Classifying Abnormal Behavior
Classifying Abnormal Behavior
Objective: At the end of this lesson, students will be able to demonstrate an understanding of the history, uses, and structure of the DSM-IV-TR, apply it to various case Examples, and expand on the criticism of classifying abnormal behavior.
The DSM-IV-TR is revered in today’s psychiatric community as the “Bible” of mental disorders. This manual identifies every recognized mental disorder, the symptomology that constitutes these disorders, and the prevalence of these disorders in society. The DSM was first published in 1952 and has been revised numerous times. Some disorders have been removed, others have been added, and some have been renamed. For example, multiple personality disorder was redefined and renamed when the DSM-IV was created. This disorder is now referred to as dissociative identity disorder. These continuous changes to the DSM have brought criticism to the system of classifying and defining mental disorders. The diagnosis of dissociative identity disorder is one that has brought great controversy among the psychiatric community. The study, conducted by Gigante et al. (2001), revealed that “Canadians harbored significantly more skepticism about the diagnostic legitimacy and scientific validity of dissociative identity disorder and were less accepting than were their American counterparts of the inclusion of dissociative amnesia in the DSM-IV without reservations.” As a result, Gigante et al. suggested:
Groups responsible for subsequent editions of the International Classification of Diseases and the DSM should consider the current lack of professional consensus when deciding whether to include dissociative amnesia or dissociative identity disorder as official diagnoses.
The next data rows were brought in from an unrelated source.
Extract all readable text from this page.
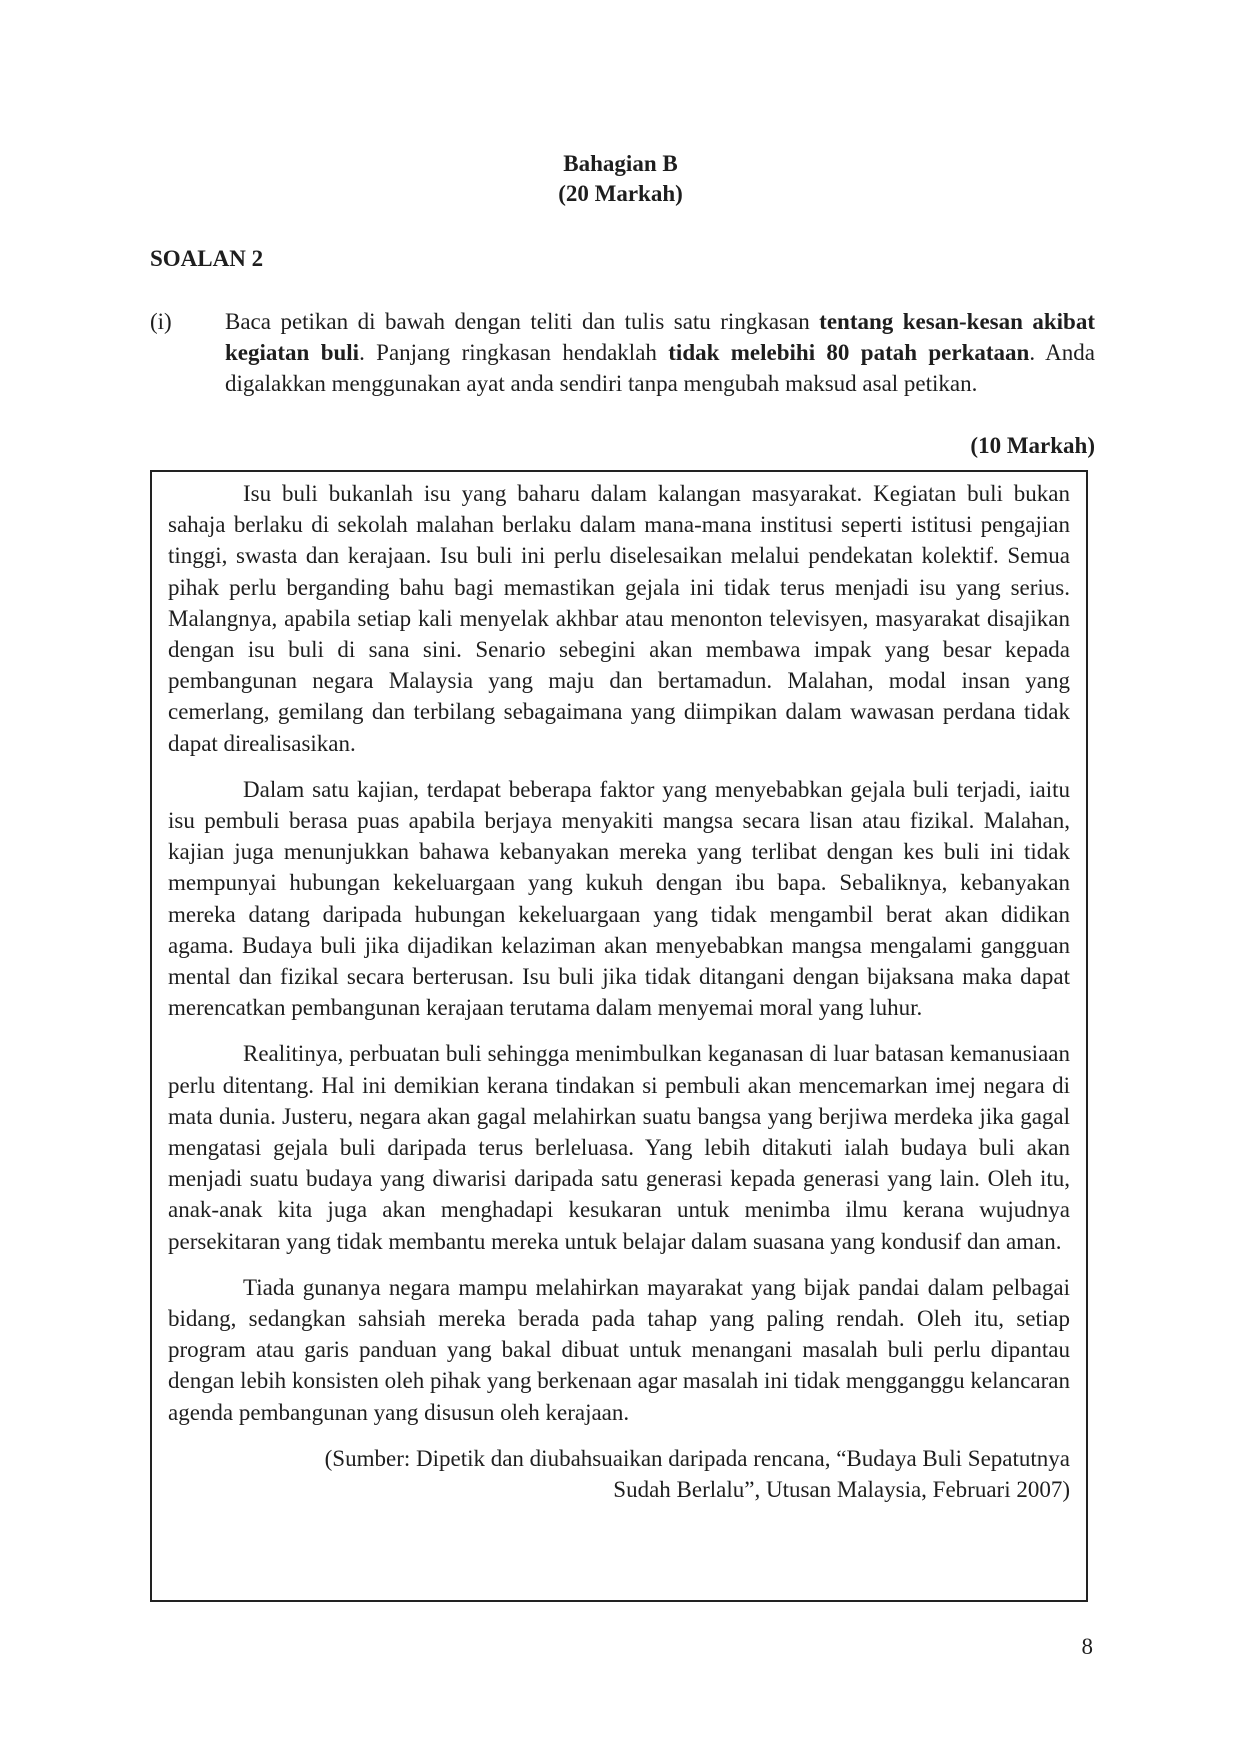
Bahagian B
(20 Markah)
SOALAN 2
(i) Baca petikan di bawah dengan teliti dan tulis satu ringkasan tentang kesan-kesan akibat kegiatan buli. Panjang ringkasan hendaklah tidak melebihi 80 patah perkataan. Anda digalakkan menggunakan ayat anda sendiri tanpa mengubah maksud asal petikan.
(10 Markah)

Isu buli bukanlah isu yang baharu dalam kalangan masyarakat. Kegiatan buli bukan sahaja berlaku di sekolah malahan berlaku dalam mana-mana institusi seperti istitusi pengajian tinggi, swasta dan kerajaan. Isu buli ini perlu diselesaikan melalui pendekatan kolektif. Semua pihak perlu berganding bahu bagi memastikan gejala ini tidak terus menjadi isu yang serius. Malangnya, apabila setiap kali menyelak akhbar atau menonton televisyen, masyarakat disajikan dengan isu buli di sana sini. Senario sebegini akan membawa impak yang besar kepada pembangunan negara Malaysia yang maju dan bertamadun. Malahan, modal insan yang cemerlang, gemilang dan terbilang sebagaimana yang diimpikan dalam wawasan perdana tidak dapat direalisasikan.

Dalam satu kajian, terdapat beberapa faktor yang menyebabkan gejala buli terjadi, iaitu isu pembuli berasa puas apabila berjaya menyakiti mangsa secara lisan atau fizikal. Malahan, kajian juga menunjukkan bahawa kebanyakan mereka yang terlibat dengan kes buli ini tidak mempunyai hubungan kekeluargaan yang kukuh dengan ibu bapa. Sebaliknya, kebanyakan mereka datang daripada hubungan kekeluargaan yang tidak mengambil berat akan didikan agama. Budaya buli jika dijadikan kelaziman akan menyebabkan mangsa mengalami gangguan mental dan fizikal secara berterusan. Isu buli jika tidak ditangani dengan bijaksana maka dapat merencatkan pembangunan kerajaan terutama dalam menyemai moral yang luhur.

Realitinya, perbuatan buli sehingga menimbulkan keganasan di luar batasan kemanusiaan perlu ditentang. Hal ini demikian kerana tindakan si pembuli akan mencemarkan imej negara di mata dunia. Justeru, negara akan gagal melahirkan suatu bangsa yang berjiwa merdeka jika gagal mengatasi gejala buli daripada terus berleluasa. Yang lebih ditakuti ialah budaya buli akan menjadi suatu budaya yang diwarisi daripada satu generasi kepada generasi yang lain. Oleh itu, anak-anak kita juga akan menghadapi kesukaran untuk menimba ilmu kerana wujudnya persekitaran yang tidak membantu mereka untuk belajar dalam suasana yang kondusif dan aman.

Tiada gunanya negara mampu melahirkan mayarakat yang bijak pandai dalam pelbagai bidang, sedangkan sahsiah mereka berada pada tahap yang paling rendah. Oleh itu, setiap program atau garis panduan yang bakal dibuat untuk menangani masalah buli perlu dipantau dengan lebih konsisten oleh pihak yang berkenaan agar masalah ini tidak mengganggu kelancaran agenda pembangunan yang disusun oleh kerajaan.

(Sumber: Dipetik dan diubahsuaikan daripada rencana, “Budaya Buli Sepatutnya
Sudah Berlalu”, Utusan Malaysia, Februari 2007)
8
In addition to this criticism of the DSM, some question how much insurance companies and various lobbyist groups affect the changes to the DSM. Cooper contended, “The fact that third-party payers only reimburse treatment of patients with a DSM diagnosis provides an incentive for psychiatrists and patients to lobby for new disorders to be included in the DSM.” Family therapists have been lobbying since 1970 to have diagnosing suitable to family problems included in the DSM strictly so that therapists can obtain third-party payment for the treatment of such problems. Finally, as insurance companies have increasingly demanded DSM diagnoses for reimbursement for treatment, the diagnosis of neurotic disorders has increased to 70.6%, whereas therapists confidentially report that these diagnoses make up only 28.4% of diagnoses in reality. Fifty-nine percent of social workers admitted to giving a disorder diagnosis for insurance purposes, even though the diagnosis was unwarranted (Cooper, 2004). Even with all the controversy that surrounds the DSM, it remains the authority for the treatment and diagnosing of mental disorders. The DSM-IV-TR classifies mental disorders using a multiaxial system. Each axis is used to note specific things relevant to diagnosing and treating each patient. Information to include on each axis is as follows:
Axis I - Clinical Disorders and Substance-Related Disorders, Other Condition That May Be a Focus of Clinical Attention (V-codes)
Axis II - Personality Disorders, Mental Retardation
Axis III - General Medical Conditions
Axis IV - Psychological or Environmental Problems
Axis V - Global Assessment of Functioning
Axis I consists of most mental disorders and significant life situations referred to as V-codes. Axis II consists of personality disorders and mental retardation. Though the therapist may not be “treating” the mental retardation, it is important for the therapist to know of this condition because it will affect treatment as well as determine if the behaviors constitute a mental disorder are a part of the mental retardation. Axis III consists of significant medical conditions that may affect a person’s behavior, cause great stress to the client, or may be of importance when prescribing medications for psychiatric reasons.